Micro data verify the prosperity of infrastructure, and energy infrastructure, water conservancy, pipe network investment and other fields are expected to accelerate
China Railway Group Limited(601390) disclosed the operating data of the first quarter. In 2022q1, the newly signed contracts of the company increased by 84% year-on-year, achieving a “good start”. Among them, the newly signed orders for infrastructure construction, survey, design and consulting services increased by 94.1% and 157.5% year-on-year, accounting for 89.7% of the infrastructure orders, which boosted the overall order growth. 22q1 national railway fixed asset investment reached 106.5 billion yuan, a year-on-year increase of 3.1%. 447 kilometers of new railway lines were opened, including 233 kilometers of high-speed railway. In the first quarter, the national railway infrastructure investment was over completed. The micro data verified our previous view that Q1 infrastructure is expected to maintain a high boom. We believe that the main line of steady growth will continue. In subdivided regions such as Shandong, Sichuan and Chongqing, energy infrastructure (pumped storage, green power, etc.), water conservancy, pipe network investment Major transportation and other segments are expected to show good growth sustainability and elasticity.

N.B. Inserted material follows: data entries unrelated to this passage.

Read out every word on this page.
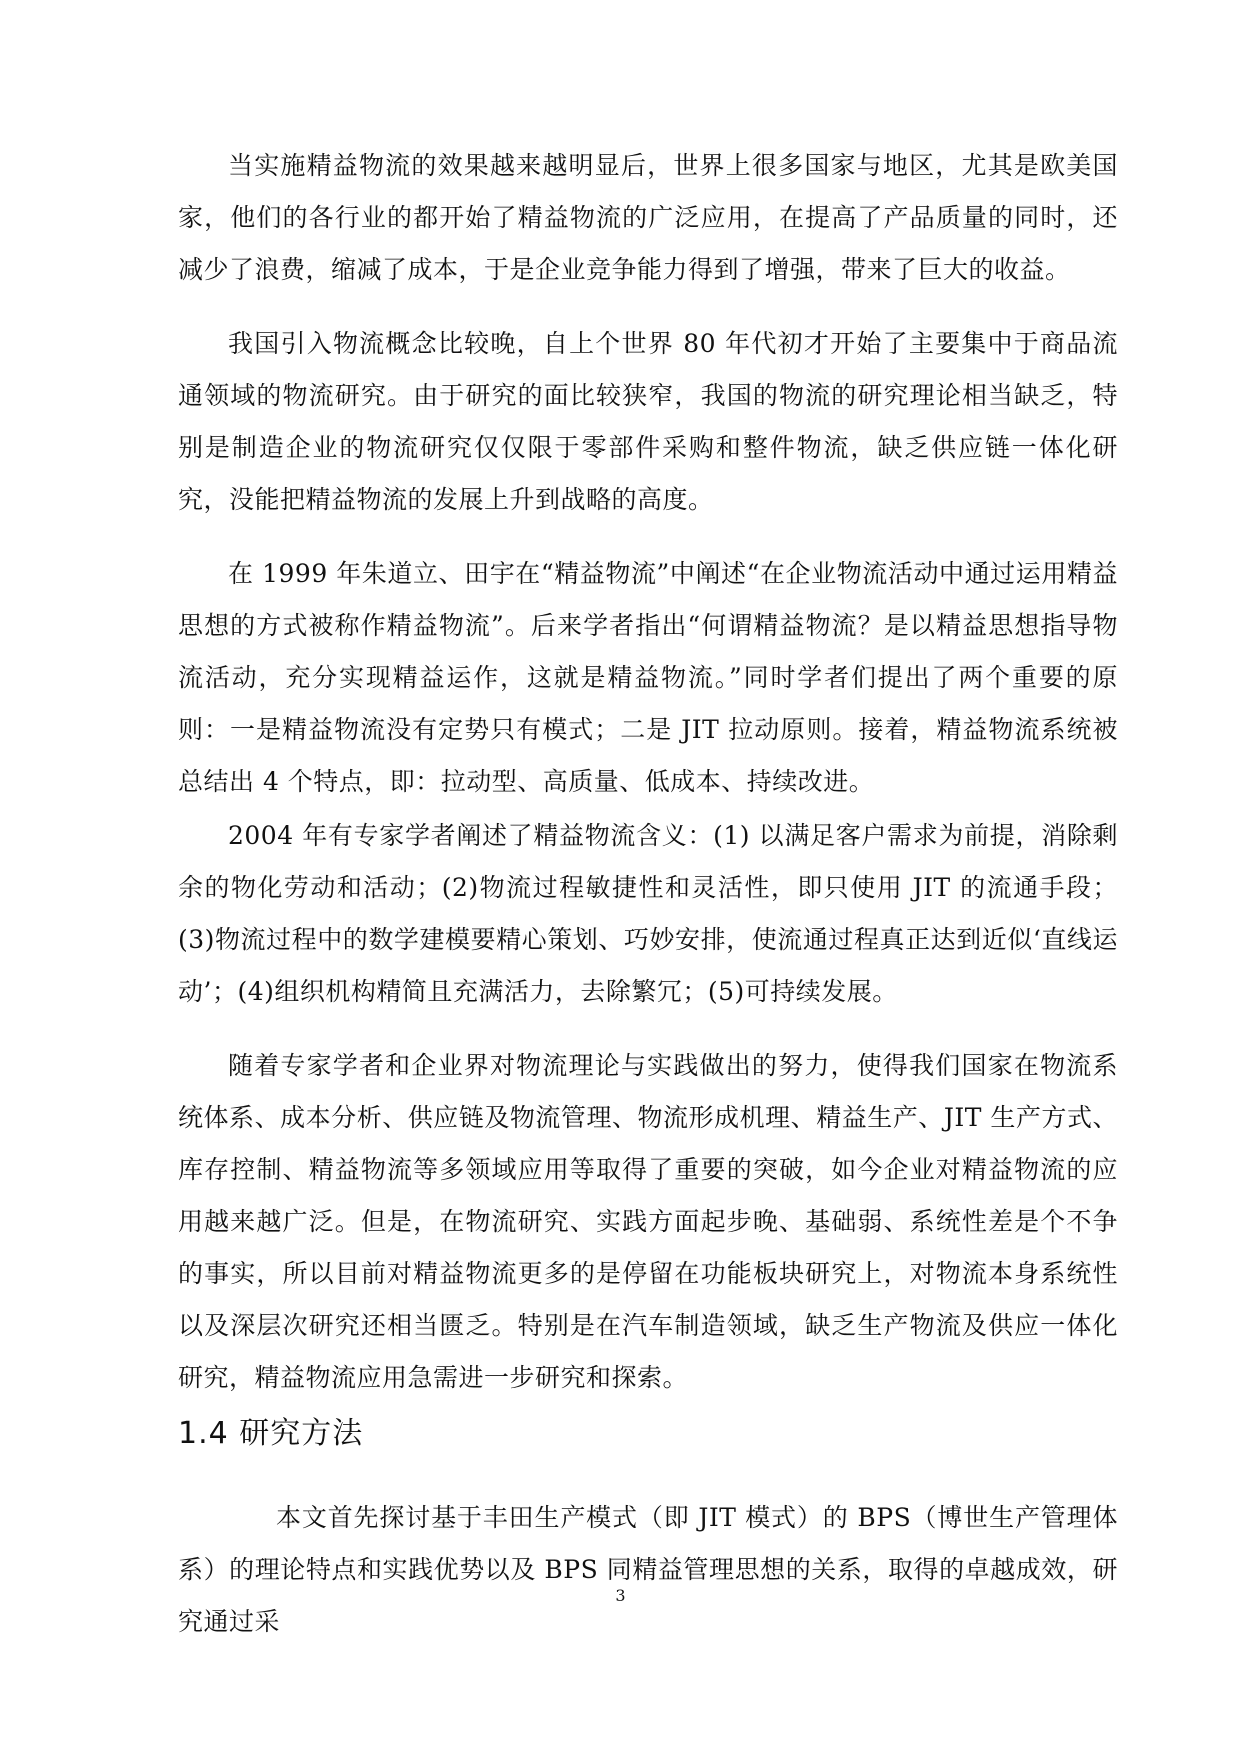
当实施精益物流的效果越来越明显后，世界上很多国家与地区，尤其是欧美国家，他们的各行业的都开始了精益物流的广泛应用，在提高了产品质量的同时，还减少了浪费，缩减了成本，于是企业竞争能力得到了增强，带来了巨大的收益。

我国引入物流概念比较晚，自上个世界 80 年代初才开始了主要集中于商品流通领域的物流研究。由于研究的面比较狭窄，我国的物流的研究理论相当缺乏，特别是制造企业的物流研究仅仅限于零部件采购和整件物流，缺乏供应链一体化研究，没能把精益物流的发展上升到战略的高度。

在 1999 年朱道立、田宇在“精益物流”中阐述“在企业物流活动中通过运用精益思想的方式被称作精益物流”。后来学者指出“何谓精益物流？是以精益思想指导物流活动，充分实现精益运作，这就是精益物流。”同时学者们提出了两个重要的原则：一是精益物流没有定势只有模式；二是 JIT 拉动原则。接着，精益物流系统被总结出 4 个特点，即：拉动型、高质量、低成本、持续改进。

2004 年有专家学者阐述了精益物流含义：(1) 以满足客户需求为前提，消除剩余的物化劳动和活动；(2)物流过程敏捷性和灵活性，即只使用 JIT 的流通手段；(3)物流过程中的数学建模要精心策划、巧妙安排，使流通过程真正达到近似‘直线运动’；(4)组织机构精简且充满活力，去除繁冗；(5)可持续发展。

随着专家学者和企业界对物流理论与实践做出的努力，使得我们国家在物流系统体系、成本分析、供应链及物流管理、物流形成机理、精益生产、JIT 生产方式、库存控制、精益物流等多领域应用等取得了重要的突破，如今企业对精益物流的应用越来越广泛。但是，在物流研究、实践方面起步晚、基础弱、系统性差是个不争的事实，所以目前对精益物流更多的是停留在功能板块研究上，对物流本身系统性以及深层次研究还相当匮乏。特别是在汽车制造领域，缺乏生产物流及供应一体化研究，精益物流应用急需进一步研究和探索。

1.4 研究方法

本文首先探讨基于丰田生产模式（即 JIT 模式）的 BPS（博世生产管理体系）的理论特点和实践优势以及 BPS 同精益管理思想的关系，取得的卓越成效，研究通过采

3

The pace of increasing the investment of local major projects was advanced, and the judgment of 4 ~ 5% of the annual capital construction was maintained
In 2022, in order to help steady growth and achieve a good start to the economy, all provinces started the centralized construction of major projects in advance. After new year’s day, Shandong, Anhui, Jiangsu, Jiangxi, Hunan and other provinces began to promote the centralized construction of major projects, so as to achieve stability, make progress while maintaining stability and give full play to the key role of investment. Despite the repeated impact of the epidemic recently, we judge that the subsequent steady growth is still expected to increase. Considering that the actual demand may become the main line of the development of the 14th Five Year Plan period and the significant characteristics of structure and regionalization, we maintain the growth judgment of 4% ~ 5% of the annual growth of infrastructure.

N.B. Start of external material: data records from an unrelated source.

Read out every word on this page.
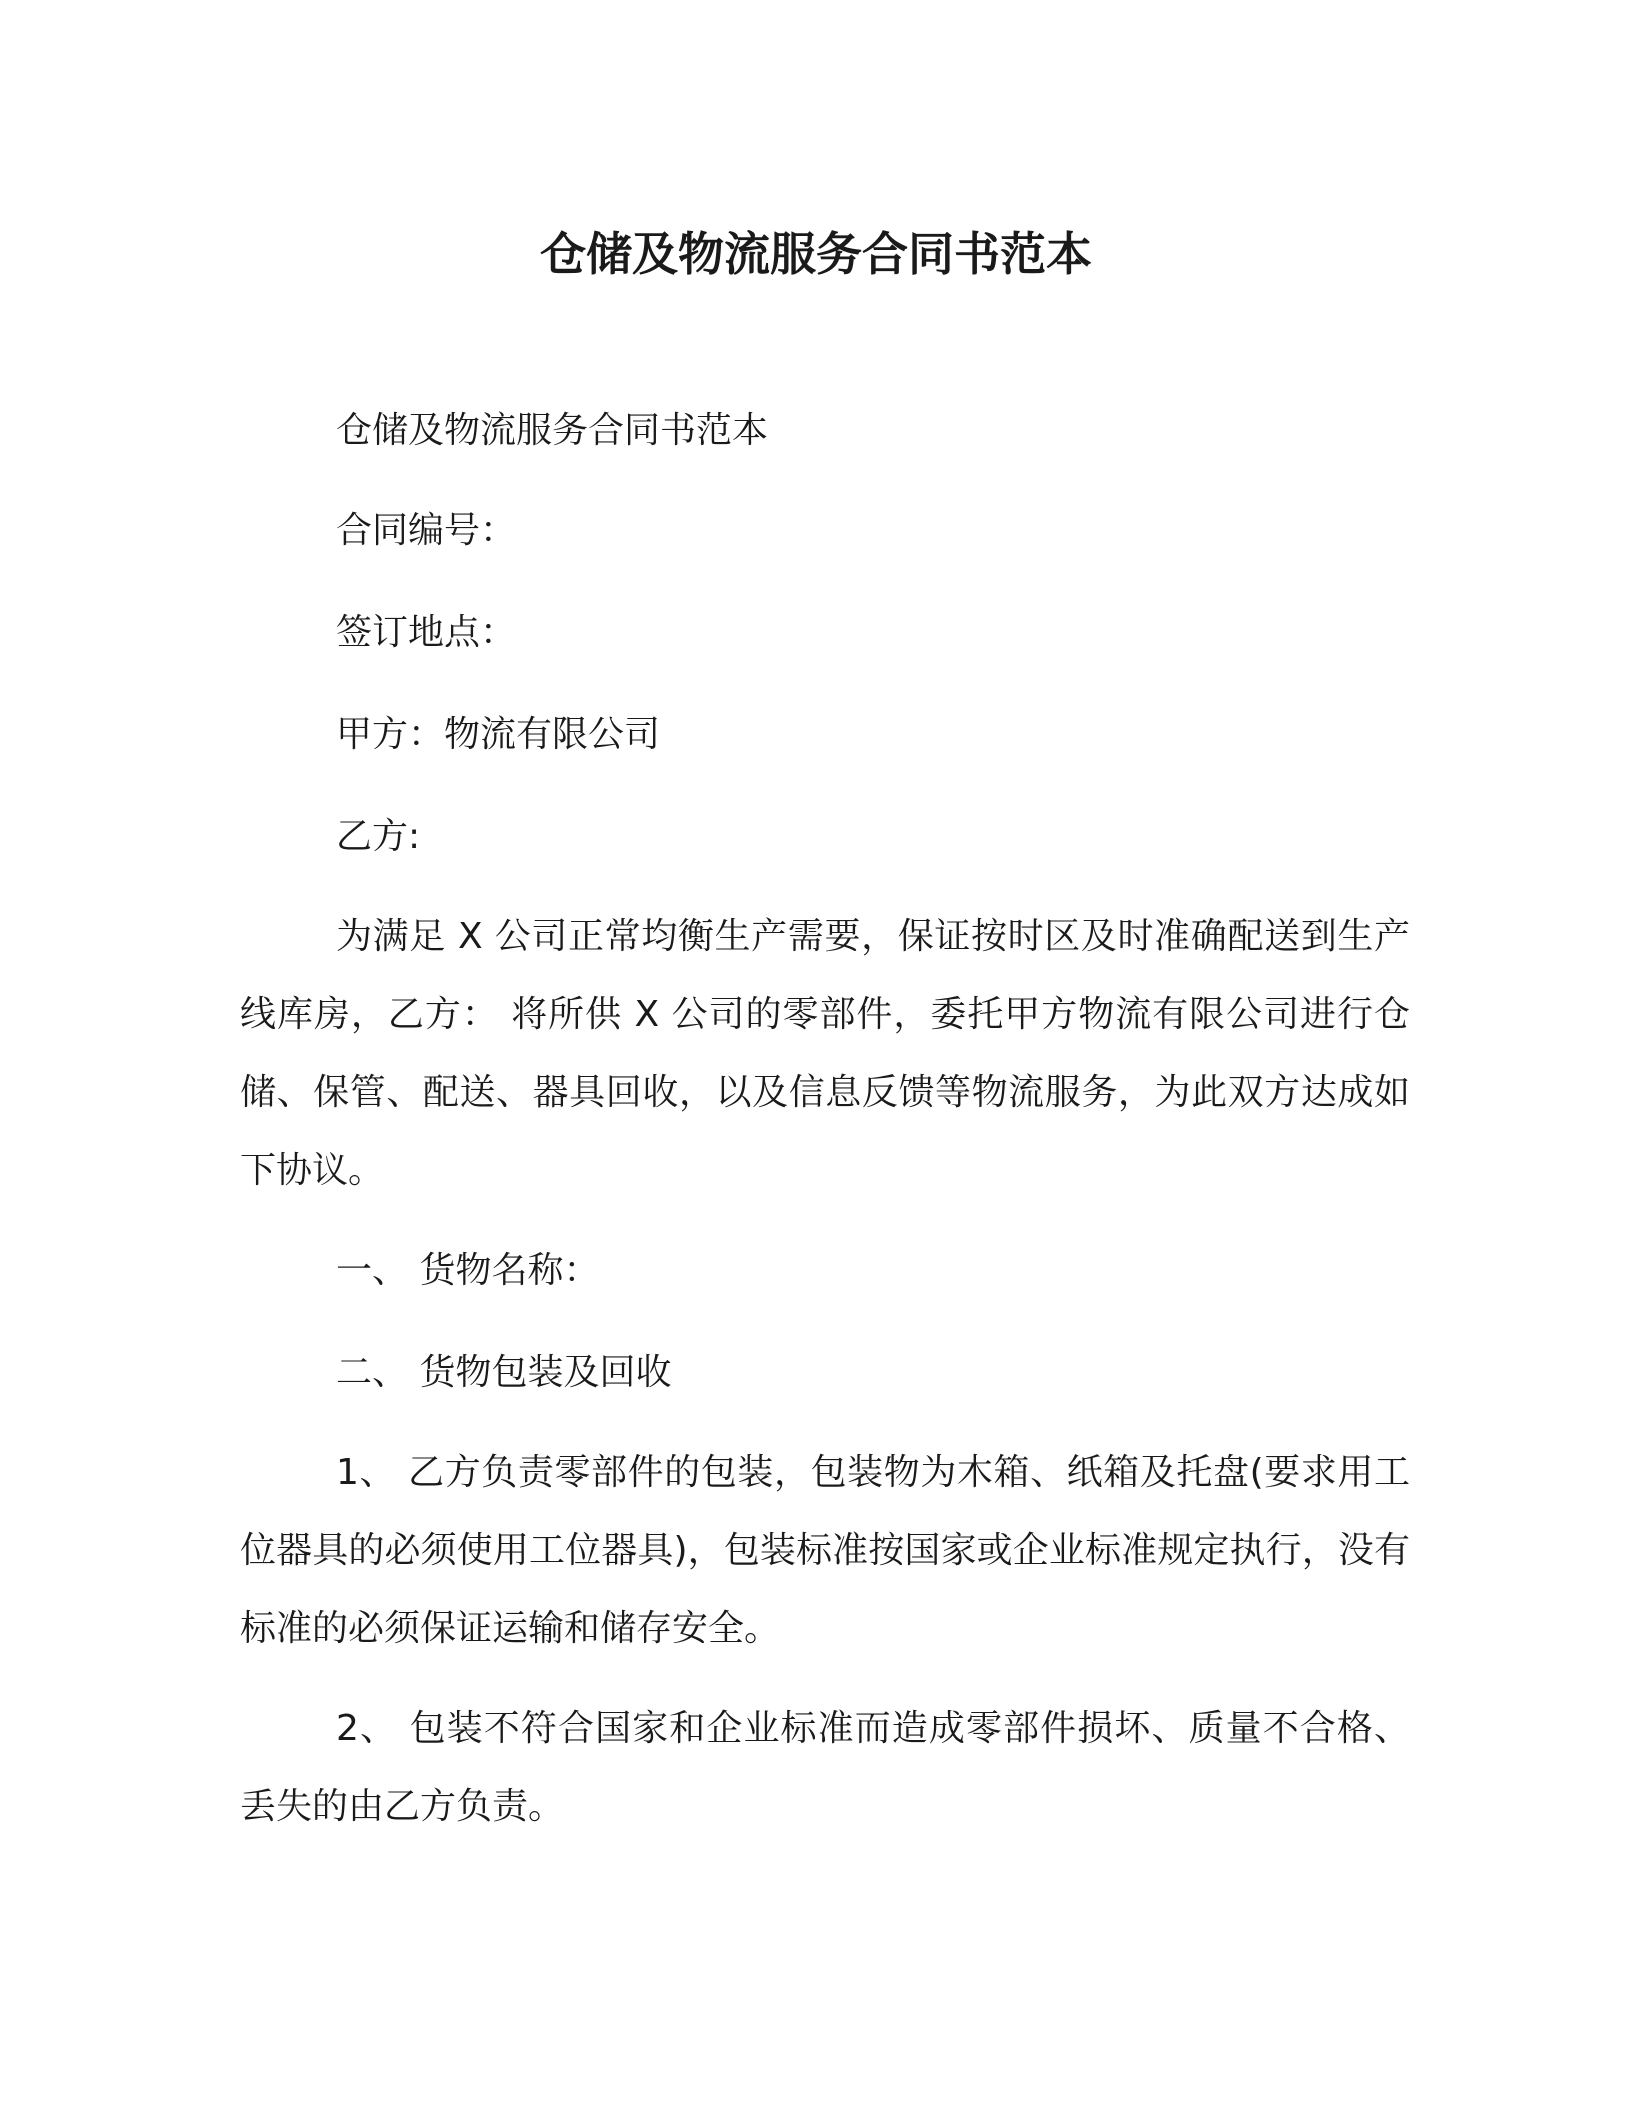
仓储及物流服务合同书范本

仓储及物流服务合同书范本

合同编号：

签订地点：

甲方：物流有限公司

乙方:

为满足 X 公司正常均衡生产需要，保证按时区及时准确配送到生产线库房，乙方： 将所供 X 公司的零部件，委托甲方物流有限公司进行仓储、保管、配送、器具回收，以及信息反馈等物流服务，为此双方达成如下协议。

一、 货物名称：

二、 货物包装及回收

1、 乙方负责零部件的包装，包装物为木箱、纸箱及托盘(要求用工位器具的必须使用工位器具)，包装标准按国家或企业标准规定执行，没有标准的必须保证运输和储存安全。

2、 包装不符合国家和企业标准而造成零部件损坏、质量不合格、丢失的由乙方负责。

Continued favorable policies are expected to boost market confidence and drive the repair of sector valuation
In March, Zhengzhou, Harbin and Fuzhou successively issued documents or statements to adjust the loan restriction, purchase restriction or sale restriction policies, becoming the first provincial capital cities to adjust the restrictive policies of real estate. According to the statistics of Zhuge housing search data research center, by the end of March, more than 70 cities across the country had adjusted the policies related to real estate, and the adjustment direction involved adjusting the purchase and sale restriction, reducing the down payment ratio, increasing the loan amount of provident fund, reducing the mortgage interest rate Payment of house purchase subsidies and other aspects. Affected by multiple factors such as the epidemic situation, market expectations and the fundamentals of real estate enterprises, the real estate industry is still at a “trough”. We believe that more cities will follow up and optimize restrictive policies in the future. The real estate policy is expected to continue to boost the market’s confidence in the real estate chain and drive the valuation repair of the sector.
Market Review
Last week, the construction (CITIC) index rose by 2.17% and the CSI 300 index rose by 2.94%. In the three sub sectors, except for construction and decoration, all the three sub sectors rose, of which housing construction and infrastructure recorded positive earnings of 4.87% and 2.99% respectively. Among individual stocks, Lets Holdings Group Co.Ltd(002398) (+ 14.89%), Beijing Qianjing Landscape Co.Ltd(603778) (+ 13.79%), Shenzhen Jianyi Decoration Group Co.Ltd(002789) (+ 12.79%), Xinjiang Beixin Road & Bridge Group Co.Ltd(002307) (+ 11.84%), Chongqing Construction Engineering Group Co.Ltd(600939) (+ 10.55%) led the increase.
Investment advice
Under the medium and long-term growth dimension of “construction +” leader, enterprises with “new energy” and “chemical” industries have gradually entered the performance cashing period, and their performance is expected to grow high. Under the dimension of valuation restoration of value varieties, the leaders of local state-owned enterprises are expected to enjoy the high boom of regional infrastructure, and the profit elasticity brought by the improvement of operating efficiency has initially appeared. In the medium and long term, there are both opportunities for steady growth and report quality improvement. The increase of market share of central enterprises supports the continuous growth of revenue. After the completion of leverage reduction, roe still has obvious upward elasticity. With the continuous strengthening of the profit release ability and willingness of central enterprises, It also has strong elasticity of valuation and repair.
Risk tips: Infrastructure & real estate investment went down more than expected, new energy & chemical business expansion was less than expected, the concentration of assembled leaders was less than expected, and the progress of efficiency improvement in the reform of central enterprises and state-owned enterprises was less than expected.